Kebumen – Humas – KantorKementerian Agama Kabupaten Kebumen menegaskan penentuan awal Syawal 1447 Hijriah tetap mengacu pada hasil Sidang Isbat 1 Syawal 1447 H di tingkat pusat. Penegasan ini disampaikan Kepala Kantor Kemenag Kebumen, Anif Solikhin, saat mengikuti pelaksanaan rukyatul hilal di Pos Observasi Bulan Pantai Pedalen, Kamis 19 Maret 2026.
“Penetapan awal Syawal mengikuti keputusan pemerintah melalui sidang isbat. Hasil rukyat daerah menjadi bagian dari bahan pertimbangan,” ujarnya.
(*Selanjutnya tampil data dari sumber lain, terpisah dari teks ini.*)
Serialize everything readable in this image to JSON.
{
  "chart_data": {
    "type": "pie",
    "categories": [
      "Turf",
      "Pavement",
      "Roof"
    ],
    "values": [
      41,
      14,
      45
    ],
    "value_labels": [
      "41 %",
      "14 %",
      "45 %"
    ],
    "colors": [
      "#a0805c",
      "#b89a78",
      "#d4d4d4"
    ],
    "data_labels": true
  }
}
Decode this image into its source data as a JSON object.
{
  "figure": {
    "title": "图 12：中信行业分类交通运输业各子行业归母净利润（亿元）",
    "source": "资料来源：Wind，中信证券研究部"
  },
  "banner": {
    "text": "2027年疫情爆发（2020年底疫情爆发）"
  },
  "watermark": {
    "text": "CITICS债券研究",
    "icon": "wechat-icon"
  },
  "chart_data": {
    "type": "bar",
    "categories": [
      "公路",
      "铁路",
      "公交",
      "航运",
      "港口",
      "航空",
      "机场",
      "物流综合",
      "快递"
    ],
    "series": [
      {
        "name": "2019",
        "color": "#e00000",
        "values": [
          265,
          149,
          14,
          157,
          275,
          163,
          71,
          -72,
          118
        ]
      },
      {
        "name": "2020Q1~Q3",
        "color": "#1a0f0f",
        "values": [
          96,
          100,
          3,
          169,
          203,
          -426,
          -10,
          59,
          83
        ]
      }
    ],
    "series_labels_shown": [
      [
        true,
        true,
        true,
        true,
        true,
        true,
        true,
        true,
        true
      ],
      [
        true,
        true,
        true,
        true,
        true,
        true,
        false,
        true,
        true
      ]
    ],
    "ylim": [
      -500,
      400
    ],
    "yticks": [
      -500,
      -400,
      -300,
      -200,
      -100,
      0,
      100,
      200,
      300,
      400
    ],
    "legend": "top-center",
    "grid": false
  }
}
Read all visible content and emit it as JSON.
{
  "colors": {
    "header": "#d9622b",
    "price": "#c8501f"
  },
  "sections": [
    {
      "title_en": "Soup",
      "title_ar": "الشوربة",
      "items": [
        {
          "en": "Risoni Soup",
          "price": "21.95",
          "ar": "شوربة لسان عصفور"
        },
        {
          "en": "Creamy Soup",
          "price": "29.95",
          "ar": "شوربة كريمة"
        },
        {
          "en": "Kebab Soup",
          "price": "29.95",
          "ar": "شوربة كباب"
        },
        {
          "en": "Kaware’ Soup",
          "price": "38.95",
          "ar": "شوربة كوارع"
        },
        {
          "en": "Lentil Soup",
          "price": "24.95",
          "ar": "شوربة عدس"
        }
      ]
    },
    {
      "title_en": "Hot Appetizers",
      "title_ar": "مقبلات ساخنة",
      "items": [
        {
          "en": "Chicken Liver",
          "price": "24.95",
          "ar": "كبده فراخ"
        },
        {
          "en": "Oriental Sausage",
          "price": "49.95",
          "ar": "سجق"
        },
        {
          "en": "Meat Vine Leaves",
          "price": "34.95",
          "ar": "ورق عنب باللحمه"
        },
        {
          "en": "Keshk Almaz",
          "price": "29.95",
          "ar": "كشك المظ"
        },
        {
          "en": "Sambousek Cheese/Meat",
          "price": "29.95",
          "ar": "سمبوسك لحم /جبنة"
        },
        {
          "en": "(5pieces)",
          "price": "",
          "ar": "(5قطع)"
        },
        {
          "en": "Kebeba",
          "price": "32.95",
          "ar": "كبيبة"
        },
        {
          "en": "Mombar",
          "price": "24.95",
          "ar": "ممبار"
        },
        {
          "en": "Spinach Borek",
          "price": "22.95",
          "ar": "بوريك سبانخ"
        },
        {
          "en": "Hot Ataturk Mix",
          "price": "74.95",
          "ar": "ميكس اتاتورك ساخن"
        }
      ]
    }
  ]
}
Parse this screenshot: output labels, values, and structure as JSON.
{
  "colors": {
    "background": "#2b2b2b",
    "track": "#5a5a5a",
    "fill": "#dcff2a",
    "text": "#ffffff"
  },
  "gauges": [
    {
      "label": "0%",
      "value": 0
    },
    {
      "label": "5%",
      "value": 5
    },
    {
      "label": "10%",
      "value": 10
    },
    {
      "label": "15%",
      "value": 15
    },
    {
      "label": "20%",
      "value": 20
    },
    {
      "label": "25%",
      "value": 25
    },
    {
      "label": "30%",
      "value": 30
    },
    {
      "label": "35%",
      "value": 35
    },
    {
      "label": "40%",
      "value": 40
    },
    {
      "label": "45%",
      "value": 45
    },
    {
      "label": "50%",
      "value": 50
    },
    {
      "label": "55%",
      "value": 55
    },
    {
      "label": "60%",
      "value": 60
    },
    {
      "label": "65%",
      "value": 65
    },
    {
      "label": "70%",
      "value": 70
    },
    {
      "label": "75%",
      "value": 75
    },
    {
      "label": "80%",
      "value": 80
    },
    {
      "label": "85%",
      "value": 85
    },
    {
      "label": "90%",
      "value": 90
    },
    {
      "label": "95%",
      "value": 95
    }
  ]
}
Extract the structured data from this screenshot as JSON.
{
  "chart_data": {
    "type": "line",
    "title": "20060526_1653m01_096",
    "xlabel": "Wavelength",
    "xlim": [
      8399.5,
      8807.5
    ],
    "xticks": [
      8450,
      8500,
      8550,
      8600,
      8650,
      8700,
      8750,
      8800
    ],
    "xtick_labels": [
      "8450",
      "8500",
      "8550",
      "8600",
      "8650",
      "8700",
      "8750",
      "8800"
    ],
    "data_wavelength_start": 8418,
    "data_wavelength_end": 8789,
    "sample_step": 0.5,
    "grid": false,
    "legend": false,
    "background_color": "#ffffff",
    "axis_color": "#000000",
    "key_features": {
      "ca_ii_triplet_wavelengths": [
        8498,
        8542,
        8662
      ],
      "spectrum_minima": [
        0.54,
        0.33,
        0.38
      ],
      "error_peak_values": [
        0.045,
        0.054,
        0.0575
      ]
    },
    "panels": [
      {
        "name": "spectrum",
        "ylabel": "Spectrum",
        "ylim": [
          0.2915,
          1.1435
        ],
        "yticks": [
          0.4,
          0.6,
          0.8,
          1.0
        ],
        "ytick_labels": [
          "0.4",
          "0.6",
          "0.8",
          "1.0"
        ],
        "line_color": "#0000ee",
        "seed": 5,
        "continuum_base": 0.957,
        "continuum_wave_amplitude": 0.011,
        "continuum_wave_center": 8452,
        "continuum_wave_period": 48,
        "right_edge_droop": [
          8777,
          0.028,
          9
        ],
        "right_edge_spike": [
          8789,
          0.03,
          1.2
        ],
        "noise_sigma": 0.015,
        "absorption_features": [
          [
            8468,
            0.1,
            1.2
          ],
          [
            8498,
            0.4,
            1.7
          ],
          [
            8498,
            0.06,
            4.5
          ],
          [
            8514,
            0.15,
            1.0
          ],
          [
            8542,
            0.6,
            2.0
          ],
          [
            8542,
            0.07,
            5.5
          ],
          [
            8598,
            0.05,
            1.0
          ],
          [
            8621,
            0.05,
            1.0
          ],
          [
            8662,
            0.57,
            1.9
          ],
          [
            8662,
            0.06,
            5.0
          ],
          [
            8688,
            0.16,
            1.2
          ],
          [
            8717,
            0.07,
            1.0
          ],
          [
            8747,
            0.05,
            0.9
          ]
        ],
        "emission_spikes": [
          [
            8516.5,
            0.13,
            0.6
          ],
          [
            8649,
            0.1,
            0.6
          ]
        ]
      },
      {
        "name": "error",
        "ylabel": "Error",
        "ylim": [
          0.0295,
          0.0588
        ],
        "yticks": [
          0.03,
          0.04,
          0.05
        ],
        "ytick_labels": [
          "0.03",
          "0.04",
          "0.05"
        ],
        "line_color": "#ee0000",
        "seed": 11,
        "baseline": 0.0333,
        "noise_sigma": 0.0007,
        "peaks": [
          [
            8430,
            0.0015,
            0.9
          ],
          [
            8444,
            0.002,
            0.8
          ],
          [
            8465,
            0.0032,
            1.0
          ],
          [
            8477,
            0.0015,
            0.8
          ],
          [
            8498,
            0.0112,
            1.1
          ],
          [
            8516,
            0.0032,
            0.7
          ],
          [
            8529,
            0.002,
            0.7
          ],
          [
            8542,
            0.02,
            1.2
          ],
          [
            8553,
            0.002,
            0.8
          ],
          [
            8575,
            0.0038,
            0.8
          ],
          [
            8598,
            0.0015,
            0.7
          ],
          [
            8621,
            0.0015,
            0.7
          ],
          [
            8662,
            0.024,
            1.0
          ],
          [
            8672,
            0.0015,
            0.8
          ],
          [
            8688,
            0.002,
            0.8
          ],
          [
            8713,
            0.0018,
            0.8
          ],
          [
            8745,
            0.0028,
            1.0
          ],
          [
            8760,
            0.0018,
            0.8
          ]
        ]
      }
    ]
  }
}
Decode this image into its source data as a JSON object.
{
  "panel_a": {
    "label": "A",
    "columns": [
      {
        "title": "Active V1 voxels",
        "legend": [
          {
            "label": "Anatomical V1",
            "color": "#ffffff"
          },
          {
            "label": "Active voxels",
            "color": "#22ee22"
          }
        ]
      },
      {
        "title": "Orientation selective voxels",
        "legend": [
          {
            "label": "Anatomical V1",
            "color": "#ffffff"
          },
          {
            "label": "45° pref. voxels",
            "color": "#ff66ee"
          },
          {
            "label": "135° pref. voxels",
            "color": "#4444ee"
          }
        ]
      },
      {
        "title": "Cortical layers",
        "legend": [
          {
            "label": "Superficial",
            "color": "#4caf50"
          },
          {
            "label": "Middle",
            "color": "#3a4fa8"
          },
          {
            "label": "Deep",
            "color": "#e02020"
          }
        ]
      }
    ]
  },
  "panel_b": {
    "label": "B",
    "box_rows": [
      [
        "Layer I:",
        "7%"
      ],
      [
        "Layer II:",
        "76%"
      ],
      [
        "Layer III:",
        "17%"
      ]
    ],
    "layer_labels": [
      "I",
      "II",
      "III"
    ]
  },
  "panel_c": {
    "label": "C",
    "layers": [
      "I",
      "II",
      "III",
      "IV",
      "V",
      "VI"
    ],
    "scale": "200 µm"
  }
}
Ia juga mengimbau masyarakat tetap menjaga sikap saling menghormati apabila terjadi perbedaan penentuan hari raya.
“Perbedaan merupakan hal wajar. Yang terpenting tetap menjaga toleransi serta kerukunan,” tegasnya.
Hilal Tidak Terlihat di Pedalen
Rukyatul hilal digelar Kemenag Kebumen bersama Badan Hisab dan Rukyat Daerah di Pos Observasi Bulan Pantai Pedalen. Pengamatan berlangsung pukul 17.55 hingga 18.03 WIB menggunakan teleskop refraktor semiotomatis.
Sejumlah pejabat serta tokoh agama turut melakukan observasi secara bergantian. Namun, tidak satu pun pengamat berhasil melihat hilal.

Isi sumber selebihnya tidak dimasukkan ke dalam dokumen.